Дрожащими пальцами Смолевка натянула капор. Ртом судорожно ловила воздух.
— Быстрее, девка!
Прислуга почтительно молчала. Все слуги знали, что была порка, они слышали свист ремня, её крики, ужасный гнев хозяина. Все прятали свои чувства. Выпороть могли каждого из них.
— Вставай!
Смолевка дрожала. Боль была такая же, как всегда. Она знала, что теперь не сможет спать на спине, по крайней мере, три или четыре ночи. Она двигалась как бессловесное животное, зная, что будет дальше, подчиняясь неизбежной силе своего отца.
— Вниз, девка!
Эбенизер, на год младше сестры, читал в большом зале Библию. Пол сверкал. Мебель сверкала. Глаза его, тёмные как грех, тёмные как одежда пуритан, бесчувственно смотрели на сестру. Его левая нога, искривленная и иссохшая от рождения, грубо торчала на виду. Он рассказал отцу, что видел, и затем с чувством удовлетворения слушал резкий треск ремня. Эбенизера никогда не били. Он искал и добивался отцовского одобрения тихим послушанием, часовыми чтениями Библии и молитвами.
Смолевка плакала, спускаясь по лестнице. Её красивое лицо было залито слезами, глаза покраснели, а рот искривился.

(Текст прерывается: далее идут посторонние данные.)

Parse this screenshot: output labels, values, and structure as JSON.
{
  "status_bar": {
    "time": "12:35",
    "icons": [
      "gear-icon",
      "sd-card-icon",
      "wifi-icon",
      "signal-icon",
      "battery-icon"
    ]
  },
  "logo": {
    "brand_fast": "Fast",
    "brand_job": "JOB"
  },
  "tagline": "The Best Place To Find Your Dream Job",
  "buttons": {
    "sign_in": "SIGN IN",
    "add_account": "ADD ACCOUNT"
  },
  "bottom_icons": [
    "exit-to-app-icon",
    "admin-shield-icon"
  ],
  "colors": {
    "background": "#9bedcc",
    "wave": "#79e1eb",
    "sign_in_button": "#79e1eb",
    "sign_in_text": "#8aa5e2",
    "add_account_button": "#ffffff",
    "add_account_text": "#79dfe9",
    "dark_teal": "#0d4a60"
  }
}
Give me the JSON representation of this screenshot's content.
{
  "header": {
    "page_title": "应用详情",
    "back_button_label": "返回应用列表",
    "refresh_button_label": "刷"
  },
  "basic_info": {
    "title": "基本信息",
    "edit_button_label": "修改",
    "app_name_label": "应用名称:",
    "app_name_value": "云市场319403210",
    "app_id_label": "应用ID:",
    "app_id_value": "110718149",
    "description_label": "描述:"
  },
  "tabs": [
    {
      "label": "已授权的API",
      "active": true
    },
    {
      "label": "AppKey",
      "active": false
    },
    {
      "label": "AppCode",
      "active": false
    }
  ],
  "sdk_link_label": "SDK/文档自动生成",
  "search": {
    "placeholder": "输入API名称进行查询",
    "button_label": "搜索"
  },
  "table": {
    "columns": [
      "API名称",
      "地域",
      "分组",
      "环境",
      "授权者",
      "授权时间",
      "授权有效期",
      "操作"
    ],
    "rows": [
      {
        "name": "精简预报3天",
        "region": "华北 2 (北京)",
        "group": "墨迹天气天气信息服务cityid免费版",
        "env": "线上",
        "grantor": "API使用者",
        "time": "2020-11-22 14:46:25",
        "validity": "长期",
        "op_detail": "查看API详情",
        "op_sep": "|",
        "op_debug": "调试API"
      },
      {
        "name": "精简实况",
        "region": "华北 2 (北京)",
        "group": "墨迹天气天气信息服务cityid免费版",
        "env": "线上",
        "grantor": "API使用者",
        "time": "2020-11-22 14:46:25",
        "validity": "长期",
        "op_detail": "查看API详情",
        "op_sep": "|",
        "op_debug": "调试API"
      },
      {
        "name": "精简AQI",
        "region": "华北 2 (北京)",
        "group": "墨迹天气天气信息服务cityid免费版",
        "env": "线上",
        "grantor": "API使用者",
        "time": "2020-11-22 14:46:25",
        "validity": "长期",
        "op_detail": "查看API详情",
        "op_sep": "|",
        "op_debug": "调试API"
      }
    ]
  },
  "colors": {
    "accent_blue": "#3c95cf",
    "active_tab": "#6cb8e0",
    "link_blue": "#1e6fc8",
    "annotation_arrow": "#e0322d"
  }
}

Эбенизер, чёрные волосы коротко подстрижены по моде, от которой пошло прозвище «круглоголовые», наблюдал за ней. Хозяйка кивнула ему, и он медленно и величественно наклонил голову в знак подтверждения. В девятнадцать он выглядел старше своих лет и был злее, чем отец, завидуя здоровью сестры.
Хозяйка привела Смолевку к кабинету отца. Возле двери, как всегда она толкнула девушку в плечо.
— Вниз!
Затем Хозяйка постучала в дверь.
— Входи!
Ритуал всегда был один и тот же. После наказания, прощения и, после боли, молитвы. Она вползала в кабинет на коленях, как требовал от неё отец, а Хозяйка запирала её наедине с Мэтью Слайтом.
— Иди сюда, Доркас.
Она подползла к креслу. В этот момент она ненавидела его. Она подчинялась, потому что у неё не было выбора.
Большие руки приблизились к туго сидящему капору. Она ненавидела их запах. Пальцами он надавил ей на голову.
— Господи! Отче наш! Всемогущий! — пальцы давили все сильнее и сильнее, неистово молясь, голос становился громче, будто Мэтью Слайт оскорблял Господа, умоляя Его простить дочь, очистить её, сделать её здоровой, избавить от позора, и все это время руки грозились раздавить ей голову. Он давил, тряс, в приступе пароксизма выискивал, как убедить Господа, что Доркас требуется его милость, и когда молитва была окончена он, обессилено откинувшись назад, велел ей вставать.